The caller is responsible for release the loaded library using bj_unload_library.

Error Codes
  • BJ_ERROR_SYSTEM: Library could not be loaded (not found, wrong arch, etc.)
See also
bj_library_symbol, bj_unload_library
dlopen(), LoadLibraryA()

◆ bj_unload_library()

void bj_unload_library ( void * handle)

Unload a library loaded with bj_load_library from memory.

This function is an abstraction over the platform specific function like dlclose and FreeLibrary.

Parameters
handleThe library to unload.
Behaviour
  • On Unix platforms, handle is passed to dlclose().
  • On Windows, path is passed to FreeLibrary().
Memory Management

The caller is responsible for release the loaded library using bj_unload_library.

See also
bj_library_symbol, bj_unload_library
dlclose(), FreeLibrary()

◆ bj_video_backends()

size_t bj_video_backends ( const char ** p_names,
size_t cap )

Enumerate the video backends compiled into this build.

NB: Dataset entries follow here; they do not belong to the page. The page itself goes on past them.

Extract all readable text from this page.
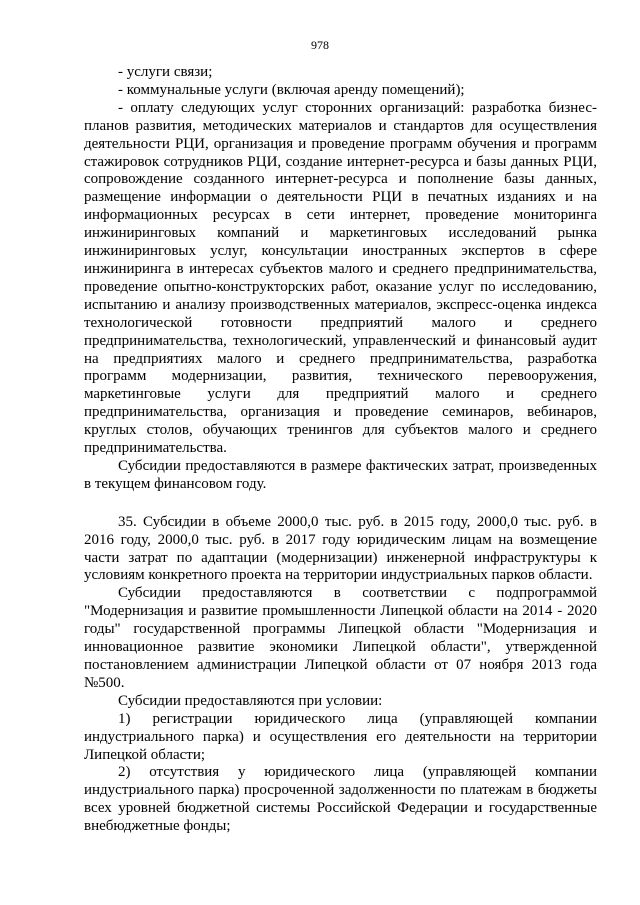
978

- услуги связи;

- коммунальные услуги (включая аренду помещений);

- оплату следующих услуг сторонних организаций: разработка бизнес-планов развития, методических материалов и стандартов для осуществления деятельности РЦИ, организация и проведение программ обучения и программ стажировок сотрудников РЦИ, создание интернет-ресурса и базы данных РЦИ, сопровождение созданного интернет-ресурса и пополнение базы данных, размещение информации о деятельности РЦИ в печатных изданиях и на информационных ресурсах в сети интернет, проведение мониторинга инжиниринговых компаний и маркетинговых исследований рынка инжиниринговых услуг, консультации иностранных экспертов в сфере инжиниринга в интересах субъектов малого и среднего предпринимательства, проведение опытно-конструкторских работ, оказание услуг по исследованию, испытанию и анализу производственных материалов, экспресс-оценка индекса технологической готовности предприятий малого и среднего предпринимательства, технологический, управленческий и финансовый аудит на предприятиях малого и среднего предпринимательства, разработка программ модернизации, развития, технического перевооружения, маркетинговые услуги для предприятий малого и среднего предпринимательства, организация и проведение семинаров, вебинаров, круглых столов, обучающих тренингов для субъектов малого и среднего предпринимательства.

Субсидии предоставляются в размере фактических затрат, произведенных в текущем финансовом году.

35. Субсидии в объеме 2000,0 тыс. руб. в 2015 году, 2000,0 тыс. руб. в 2016 году, 2000,0 тыс. руб. в 2017 году юридическим лицам на возмещение части затрат по адаптации (модернизации) инженерной инфраструктуры к условиям конкретного проекта на территории индустриальных парков области.

Субсидии предоставляются в соответствии с подпрограммой "Модернизация и развитие промышленности Липецкой области на 2014 - 2020 годы" государственной программы Липецкой области "Модернизация и инновационное развитие экономики Липецкой области", утвержденной постановлением администрации Липецкой области от 07 ноября 2013 года №500.

Субсидии предоставляются при условии:

1) регистрации юридического лица (управляющей компании индустриального парка) и осуществления его деятельности на территории Липецкой области;

2) отсутствия у юридического лица (управляющей компании индустриального парка) просроченной задолженности по платежам в бюджеты всех уровней бюджетной системы Российской Федерации и государственные внебюджетные фонды;
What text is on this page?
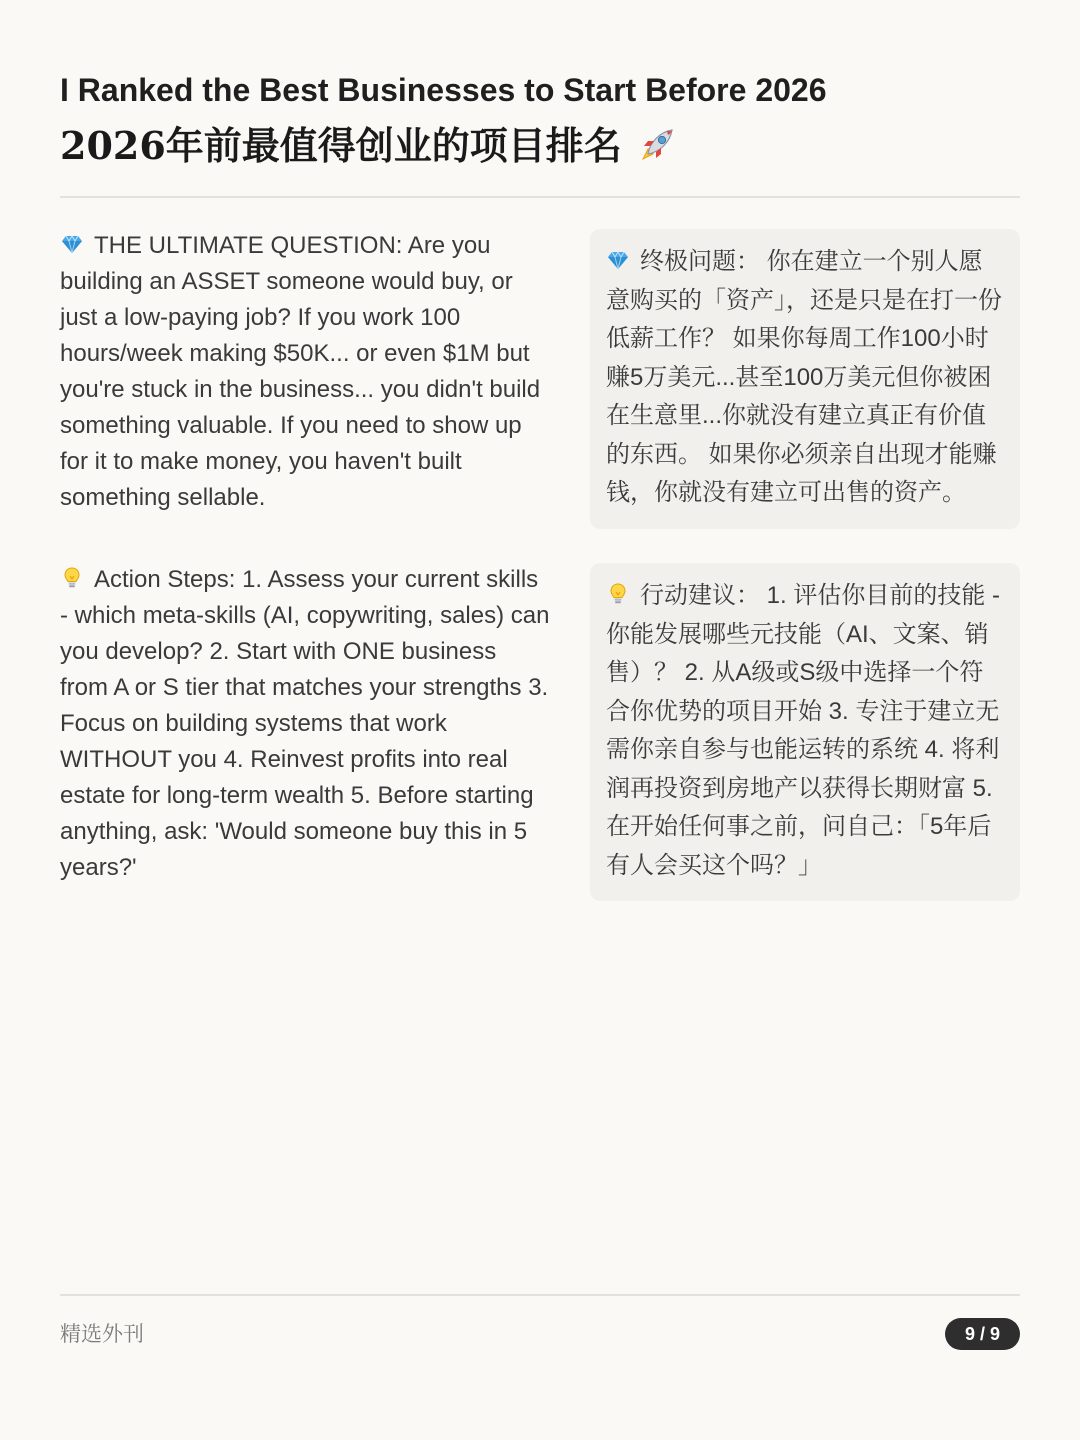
I Ranked the Best Businesses to Start Before 2026
2026年前最值得创业的项目排名
THE ULTIMATE QUESTION: Are you building an ASSET someone would buy, or just a low-paying job? If you work 100 hours/week making $50K... or even $1M but you're stuck in the business... you didn't build something valuable. If you need to show up for it to make money, you haven't built something sellable.
终极问题： 你在建立一个别人愿意购买的「资产」，还是只是在打一份低薪工作？ 如果你每周工作100小时赚5万美元...甚至100万美元但你被困在生意里...你就没有建立真正有价值的东西。 如果你必须亲自出现才能赚钱，你就没有建立可出售的资产。
Action Steps: 1. Assess your current skills - which meta-skills (AI, copywriting, sales) can you develop? 2. Start with ONE business from A or S tier that matches your strengths 3. Focus on building systems that work WITHOUT you 4. Reinvest profits into real estate for long-term wealth 5. Before starting anything, ask: 'Would someone buy this in 5 years?'
行动建议： 1. 评估你目前的技能 - 你能发展哪些元技能（AI、文案、销售）？ 2. 从A级或S级中选择一个符合你优势的项目开始 3. 专注于建立无需你亲自参与也能运转的系统 4. 将利润再投资到房地产以获得长期财富 5. 在开始任何事之前，问自己：「5年后有人会买这个吗？」
精选外刊	9 / 9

Two-call enumeration: first call with p_names = NULL to learn the count, then allocate and call again to fill the array.

size_t n = bj_video_backends(0, 0); // count
const char** names = bj_malloc(n * sizeof *names);
bj_video_backends(names, n); // fill
void * bj_malloc(size_t size)
Allocate size bytes of memory.
size_t bj_video_backends(const char **p_names, size_t cap)
Enumerate the video backends compiled into this build.

Names are stable string literals owned by the library; the caller doesn't free them. Ordering matches Banjo's auto-selection priority (most-native first, "fake" last). Known names include "wayland", "x11", "win32", "cocoa", "emscripten", and "fake"; only those compiled in are listed.

Parameters
p_namesNULL to just count; otherwise an array of at least cap slots to fill.
capCapacity of p_names (ignored when p_names is NULL).
Returns
The total number of backends (when p_names is NULL) or the number of entries actually written (capped at cap).
See also
bj_begin_system
Examples
banjo-info.c.

Referenced by print_all(), and print_combined().